The Spiritual Side of Fasting

 

Gabriel Cousens, a physician who founded the Tree of Life Rejuvenation Center in Patagonia, Arizona, attests: “I often observe in fasting participants that concentration improves, creative thinking expands, depression lifts, insomnia stops, anxieties fade, the mind becomes more tranquil, and a natural joy begins to appear. It is my hypothesis that when the physical toxins are cleared from the brain cells, mind-brain function automatically and significantly improves, and spiritual capacities expand.”
4

The expansion of spiritual capacities to which Cousens refers can be the result of increasing the number of mitochondria and their function due to the shift in brain metabolism. This functionally enhanced and increased population of mitochondria provides the energy to fuel activity in the prefrontal cortex of the brain. As the renowned yoga master Paramahansa Yogananda eloquently put it
,
“Through fasting, let your mind depend on its own power. When that power manifests, the life force in the body becomes increasingly reinforced with the eternal energy continually flowing into the brain and spine from the cosmic energy around the body.”
5

Indeed, fasting during spiritual quests is an integral part of the human religious history. All major religions consider fasting as far more than a traditional ceremonial act but as a fundamental part of the spiritual practice, as evidenced in the Muslim fast of Ramadan and the Jewish fast of Yom Kippur. Yogis also practice austerity with their diets, and shamans fast during vision quests.
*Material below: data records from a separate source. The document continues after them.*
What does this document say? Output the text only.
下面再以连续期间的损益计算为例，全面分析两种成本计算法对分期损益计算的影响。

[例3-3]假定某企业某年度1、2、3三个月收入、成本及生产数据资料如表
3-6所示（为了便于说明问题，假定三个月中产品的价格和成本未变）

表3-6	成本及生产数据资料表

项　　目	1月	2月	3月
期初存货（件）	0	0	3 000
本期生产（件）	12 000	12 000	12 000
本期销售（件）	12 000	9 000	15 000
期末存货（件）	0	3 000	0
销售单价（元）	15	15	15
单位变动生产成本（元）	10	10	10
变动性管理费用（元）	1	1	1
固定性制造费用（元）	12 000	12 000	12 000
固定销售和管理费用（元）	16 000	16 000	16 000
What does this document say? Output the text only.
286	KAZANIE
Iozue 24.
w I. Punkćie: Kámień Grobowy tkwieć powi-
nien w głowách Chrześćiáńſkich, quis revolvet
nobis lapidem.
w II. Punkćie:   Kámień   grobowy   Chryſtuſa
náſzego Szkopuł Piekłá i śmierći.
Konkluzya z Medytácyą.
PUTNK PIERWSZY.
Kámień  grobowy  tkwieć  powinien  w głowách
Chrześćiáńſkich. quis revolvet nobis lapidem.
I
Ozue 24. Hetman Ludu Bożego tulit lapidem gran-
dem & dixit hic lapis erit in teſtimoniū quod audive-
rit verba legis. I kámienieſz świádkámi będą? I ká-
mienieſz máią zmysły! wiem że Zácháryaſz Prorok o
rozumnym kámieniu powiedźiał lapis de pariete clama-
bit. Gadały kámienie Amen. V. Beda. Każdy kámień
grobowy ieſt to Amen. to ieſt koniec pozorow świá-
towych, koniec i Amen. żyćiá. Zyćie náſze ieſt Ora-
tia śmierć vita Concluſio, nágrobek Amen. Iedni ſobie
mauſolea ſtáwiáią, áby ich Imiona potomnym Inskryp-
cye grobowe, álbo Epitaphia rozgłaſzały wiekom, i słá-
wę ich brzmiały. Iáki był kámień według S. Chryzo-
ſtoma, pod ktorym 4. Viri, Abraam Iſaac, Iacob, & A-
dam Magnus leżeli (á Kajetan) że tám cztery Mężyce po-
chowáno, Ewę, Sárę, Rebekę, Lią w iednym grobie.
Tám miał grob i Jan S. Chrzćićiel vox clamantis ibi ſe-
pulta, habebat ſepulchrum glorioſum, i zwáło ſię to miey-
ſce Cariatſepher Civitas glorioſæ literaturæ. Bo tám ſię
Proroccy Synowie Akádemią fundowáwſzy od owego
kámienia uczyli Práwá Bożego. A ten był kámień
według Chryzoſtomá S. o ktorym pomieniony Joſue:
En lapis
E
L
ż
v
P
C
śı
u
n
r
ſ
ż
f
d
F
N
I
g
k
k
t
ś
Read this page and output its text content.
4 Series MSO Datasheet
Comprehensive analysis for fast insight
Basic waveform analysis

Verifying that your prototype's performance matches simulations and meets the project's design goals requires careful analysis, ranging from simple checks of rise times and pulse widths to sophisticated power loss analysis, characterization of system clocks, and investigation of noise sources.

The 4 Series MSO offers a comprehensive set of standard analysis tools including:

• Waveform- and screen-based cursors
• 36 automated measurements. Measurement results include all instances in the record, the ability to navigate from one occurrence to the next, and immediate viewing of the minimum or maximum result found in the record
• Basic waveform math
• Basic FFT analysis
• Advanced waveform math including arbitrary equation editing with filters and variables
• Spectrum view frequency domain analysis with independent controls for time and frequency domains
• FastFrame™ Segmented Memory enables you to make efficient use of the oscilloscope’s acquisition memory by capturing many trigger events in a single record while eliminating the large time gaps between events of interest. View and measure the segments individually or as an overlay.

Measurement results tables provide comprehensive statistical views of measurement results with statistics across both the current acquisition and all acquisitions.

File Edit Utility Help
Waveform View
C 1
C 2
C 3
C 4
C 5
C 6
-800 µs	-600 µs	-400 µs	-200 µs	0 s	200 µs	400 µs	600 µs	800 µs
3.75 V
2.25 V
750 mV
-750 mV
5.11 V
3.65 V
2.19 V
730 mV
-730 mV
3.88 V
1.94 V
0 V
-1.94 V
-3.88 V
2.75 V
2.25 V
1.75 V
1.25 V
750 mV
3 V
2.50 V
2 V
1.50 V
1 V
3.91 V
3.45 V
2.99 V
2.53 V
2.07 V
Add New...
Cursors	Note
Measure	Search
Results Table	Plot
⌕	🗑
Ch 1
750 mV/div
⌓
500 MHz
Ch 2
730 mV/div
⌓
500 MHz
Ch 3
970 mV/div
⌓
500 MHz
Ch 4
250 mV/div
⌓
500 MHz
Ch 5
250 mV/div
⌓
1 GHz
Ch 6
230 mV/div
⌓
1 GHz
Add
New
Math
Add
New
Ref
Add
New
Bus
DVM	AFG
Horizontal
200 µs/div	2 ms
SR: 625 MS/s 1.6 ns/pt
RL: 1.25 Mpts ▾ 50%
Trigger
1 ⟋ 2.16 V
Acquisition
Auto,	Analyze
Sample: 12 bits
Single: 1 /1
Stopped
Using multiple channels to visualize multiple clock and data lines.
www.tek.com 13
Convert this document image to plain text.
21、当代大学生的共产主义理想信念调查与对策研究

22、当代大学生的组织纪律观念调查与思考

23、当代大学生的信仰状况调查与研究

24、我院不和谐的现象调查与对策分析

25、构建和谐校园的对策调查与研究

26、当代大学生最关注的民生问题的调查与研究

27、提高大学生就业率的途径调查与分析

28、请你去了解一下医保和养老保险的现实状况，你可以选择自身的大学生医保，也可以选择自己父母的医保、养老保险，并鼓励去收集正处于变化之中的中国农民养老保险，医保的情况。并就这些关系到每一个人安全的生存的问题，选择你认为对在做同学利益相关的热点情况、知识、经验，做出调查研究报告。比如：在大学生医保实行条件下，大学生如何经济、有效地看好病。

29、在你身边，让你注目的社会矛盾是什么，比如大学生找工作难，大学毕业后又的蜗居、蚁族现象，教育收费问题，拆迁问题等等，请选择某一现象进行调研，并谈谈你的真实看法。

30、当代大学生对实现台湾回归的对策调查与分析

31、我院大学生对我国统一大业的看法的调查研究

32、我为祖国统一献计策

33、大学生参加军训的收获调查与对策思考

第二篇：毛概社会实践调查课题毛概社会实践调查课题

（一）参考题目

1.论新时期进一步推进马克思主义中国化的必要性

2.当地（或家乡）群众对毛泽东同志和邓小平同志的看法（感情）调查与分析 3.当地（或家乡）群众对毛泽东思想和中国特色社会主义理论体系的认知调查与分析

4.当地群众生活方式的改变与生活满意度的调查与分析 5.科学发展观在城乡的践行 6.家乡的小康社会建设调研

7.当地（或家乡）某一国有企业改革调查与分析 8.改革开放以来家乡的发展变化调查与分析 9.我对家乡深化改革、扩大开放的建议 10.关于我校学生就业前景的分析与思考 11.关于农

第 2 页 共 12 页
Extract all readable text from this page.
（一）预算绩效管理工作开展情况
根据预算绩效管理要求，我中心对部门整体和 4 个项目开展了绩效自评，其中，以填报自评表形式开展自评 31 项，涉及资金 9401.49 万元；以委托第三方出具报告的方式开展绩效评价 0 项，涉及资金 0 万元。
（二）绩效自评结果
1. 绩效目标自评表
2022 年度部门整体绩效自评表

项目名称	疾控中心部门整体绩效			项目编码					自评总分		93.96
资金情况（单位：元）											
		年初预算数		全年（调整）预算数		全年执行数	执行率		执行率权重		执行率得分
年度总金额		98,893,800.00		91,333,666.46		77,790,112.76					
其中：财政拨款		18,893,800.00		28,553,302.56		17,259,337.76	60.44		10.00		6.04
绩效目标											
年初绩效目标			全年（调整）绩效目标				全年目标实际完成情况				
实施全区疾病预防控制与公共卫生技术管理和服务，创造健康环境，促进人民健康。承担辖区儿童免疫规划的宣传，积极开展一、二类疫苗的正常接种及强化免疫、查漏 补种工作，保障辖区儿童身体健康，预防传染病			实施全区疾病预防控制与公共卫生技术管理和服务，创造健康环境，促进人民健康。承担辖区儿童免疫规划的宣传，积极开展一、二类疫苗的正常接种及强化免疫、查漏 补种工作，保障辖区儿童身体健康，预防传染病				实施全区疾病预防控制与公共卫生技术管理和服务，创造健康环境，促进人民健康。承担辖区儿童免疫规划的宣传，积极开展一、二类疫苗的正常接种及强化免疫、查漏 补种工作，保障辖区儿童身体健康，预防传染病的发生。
Thomas Ryan, a Roman Catholic priest who directs the Paulist Office for Ecumenical and Interfaith Relations of North America, summarized the sacred dimension of fasting when he stated, “Fasting as a religious act increases our sensitivity to that mystery always and everywhere present to us. It is an invitation to awareness, a call to compassion for the needy, a cry of distress, and a song of joy. It is a discipline of self-restraint, a ritual of purification, and a sanctuary for offerings of atonement. It is a wellspring for the spiritually dry, a compass for the spiritually lost, and inner nourishment for the spiritually hungry.”